Detailed Description of Conduct of Course
In addition to the course content described above, the significance of research and primary literature will be emphasized.  In small groups, students may be expected to present primary literature articles as if they had conducted the studies themselves.  Additionally, students may present review articles thereby summarizing all that is currently known about some specific neuroscience topic.  The purpose of these presentations is firstly to be used as a teaching mechanism and secondly improve students’ verbal and written communication skills.  When available, guest speakers may present specific topics to students.  To motivate students, it is anticipated some guest speakers will be former RU undergraduates that have gone on to pursue Ph.D.s in neuroscience and other closely related physiology fields.  

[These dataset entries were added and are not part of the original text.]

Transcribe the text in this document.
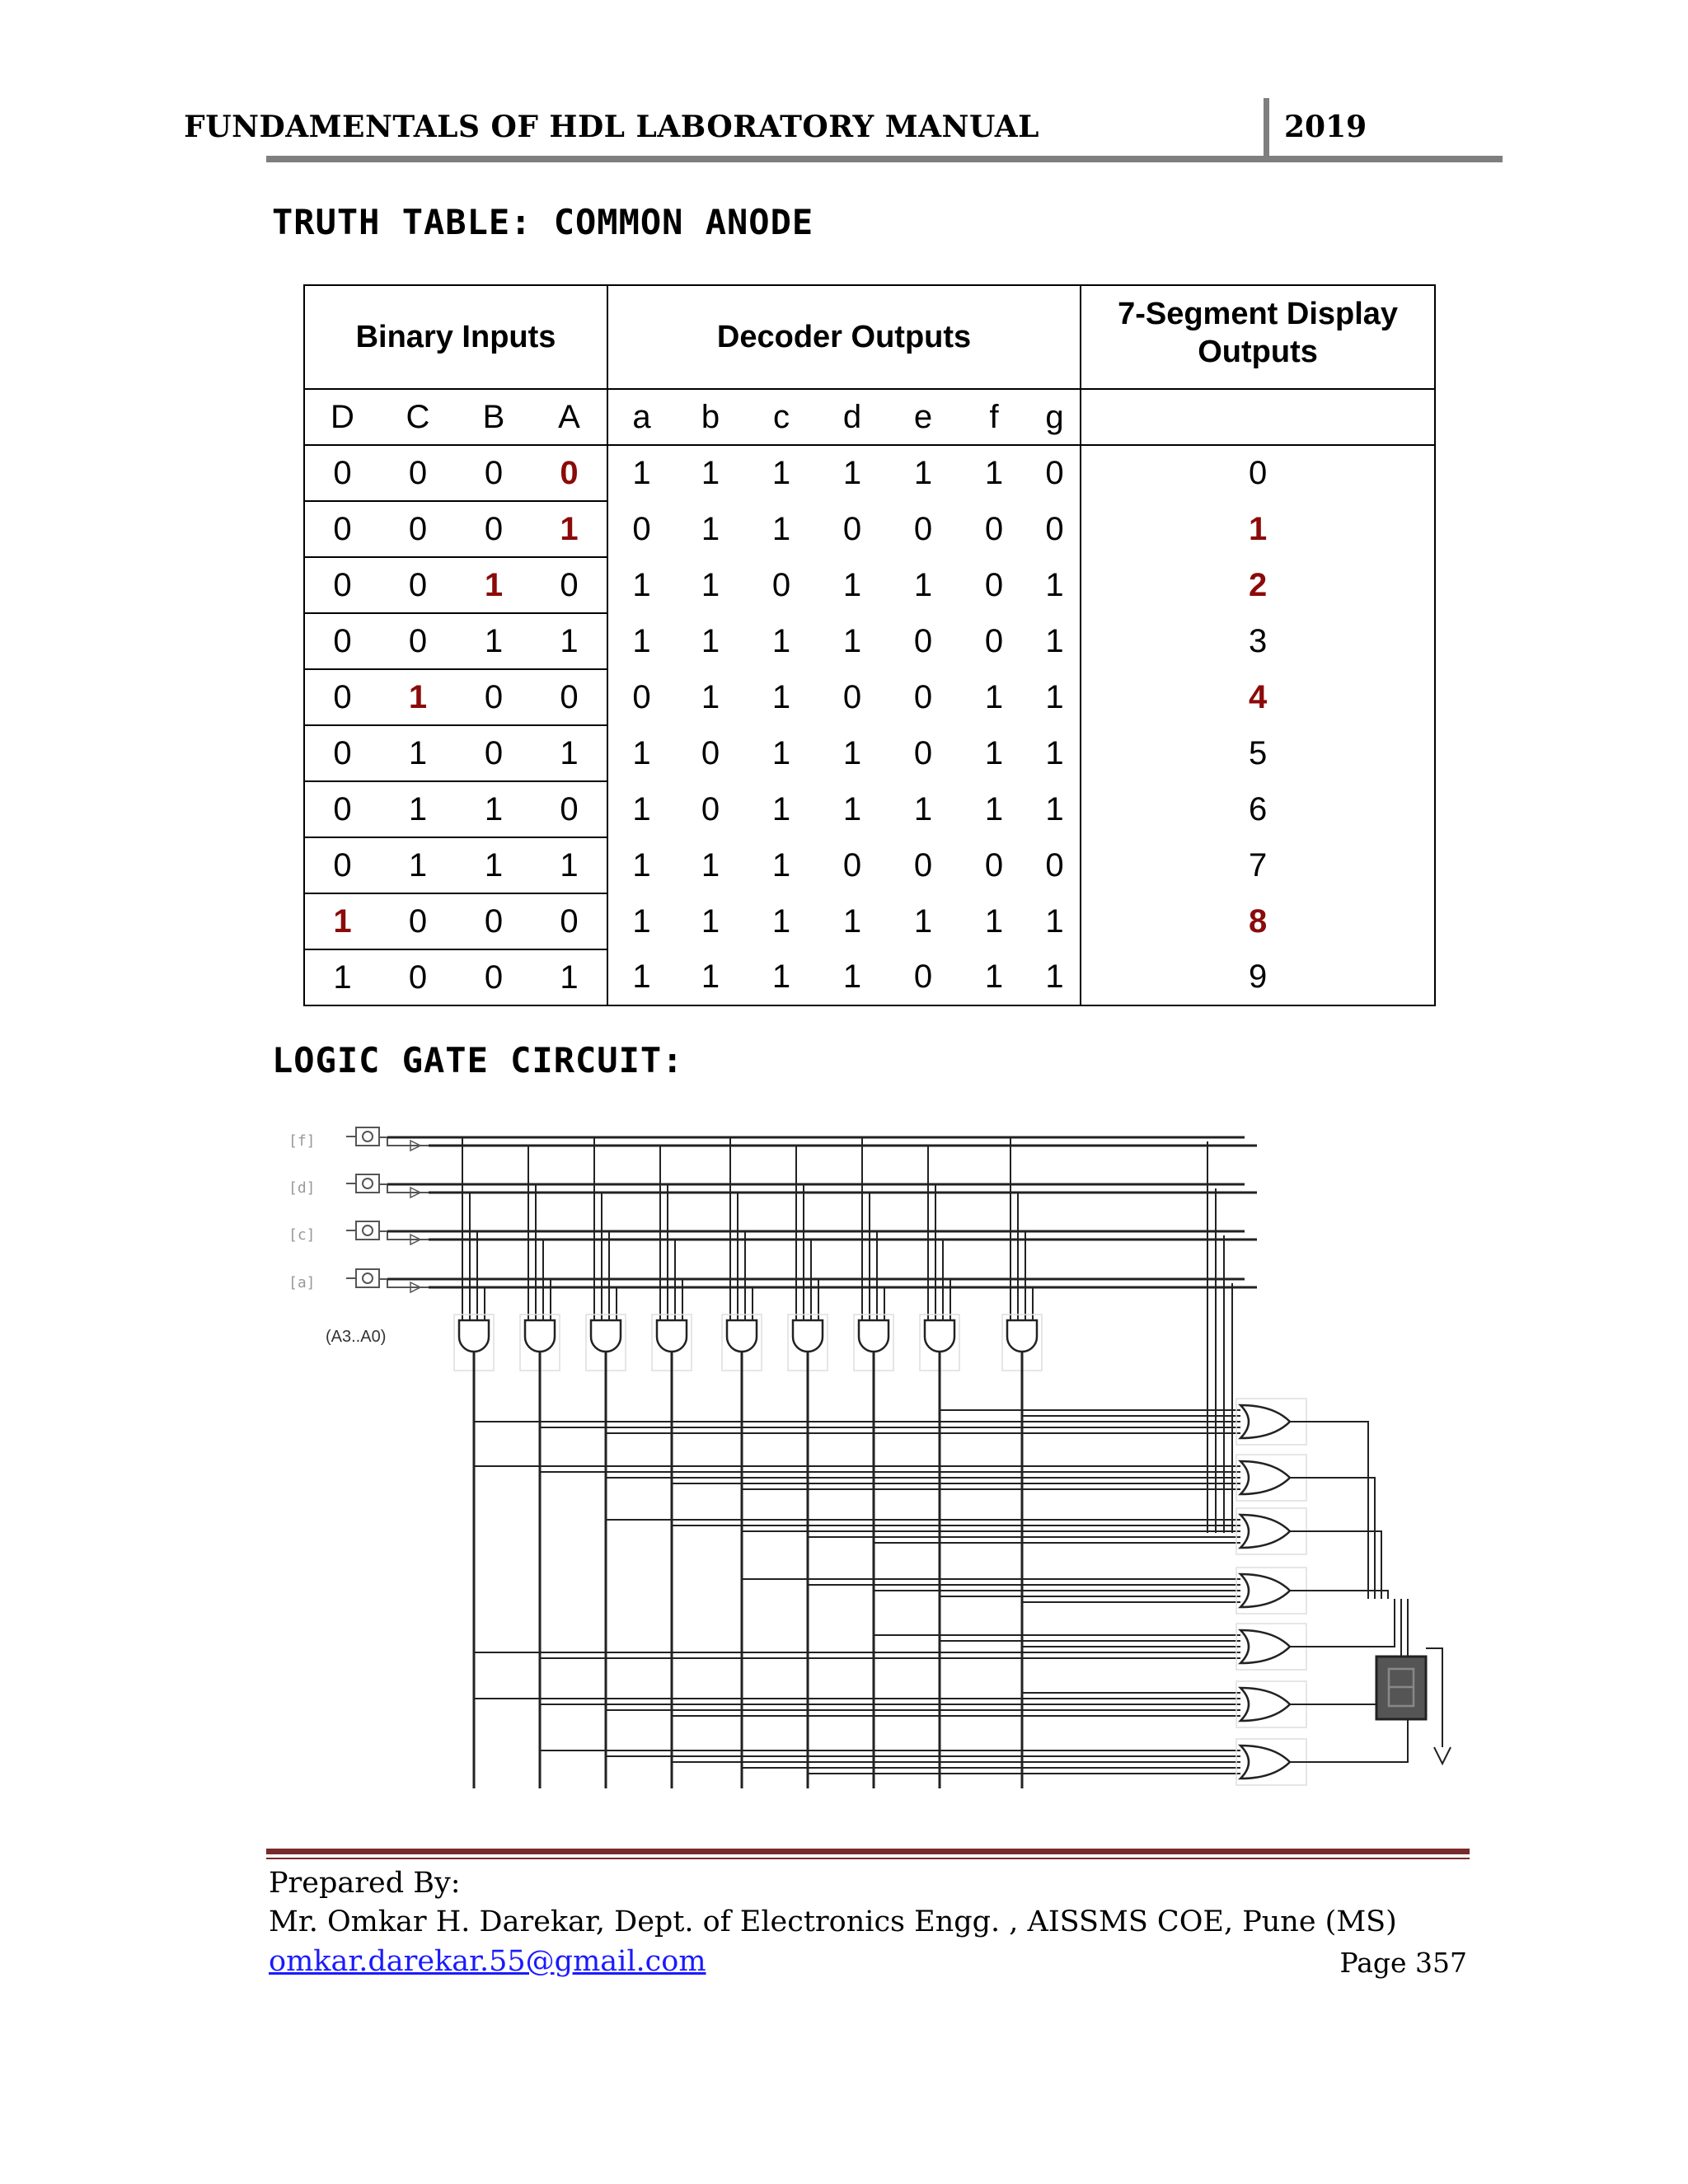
FUNDAMENTALS OF HDL LABORATORY MANUAL	2019
TRUTH TABLE: COMMON ANODE
Binary Inputs				Decoder Outputs							7-Segment Display
Outputs
D	C	B	A	a	b	c	d	e	f	g	
0	0	0	0	1	1	1	1	1	1	0	0
0	0	0	1	0	1	1	0	0	0	0	1
0	0	1	0	1	1	0	1	1	0	1	2
0	0	1	1	1	1	1	1	0	0	1	3
0	1	0	0	0	1	1	0	0	1	1	4
0	1	0	1	1	0	1	1	0	1	1	5
0	1	1	0	1	0	1	1	1	1	1	6
0	1	1	1	1	1	1	0	0	0	0	7
1	0	0	0	1	1	1	1	1	1	1	8
1	0	0	1	1	1	1	1	0	1	1	9
LOGIC GATE CIRCUIT:
[f]
[d]
[c]
[a]
(A3..A0)
Prepared By:
Mr. Omkar H. Darekar, Dept. of Electronics Engg. , AISSMS COE, Pune (MS)
omkar.darekar.55@gmail.com	Page 357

In the laboratory, students will learn science by doing science.  Students will be introduced to laboratory animals including their proper handling and husbandry.  Students may be trained in some basic neuroscience techniques including but not limited to anesthetics, stereotaxy, microinjection, radio-frequency stimulation and ablation and neurohistology.  Additionally, students will be trained in grantsmanship and scientific writing.  Students, in large groups, will propose, design, conduct and interpret a research study.  Each will write a formal manuscript based on the study’s outcome as if it were going to be submitted for publication.  
The overarching goal of this course is to educate and excite students about neuroscience.  Building a strong curriculum vita and its importance for graduate and professional school admission will be discussed.  

Goals and Objectives of the Course
Having successfully completed this course, the student will be able to:
    Describe the neuron
    Describe the functional brain
     Comprehend basic neuroscience primary literature articles
    Design and conduct basic neuroscience experiments

Assessment Measures
Student comprehension may be assessed through quizzes and exams.  Exams may be designed so that the students must demonstrate synthesis.  Students may also be assessed on their presentations and class discussion participation.  Laboratory performance may be assessed subjectively based on demonstration of techniques, participation and manuscript quality.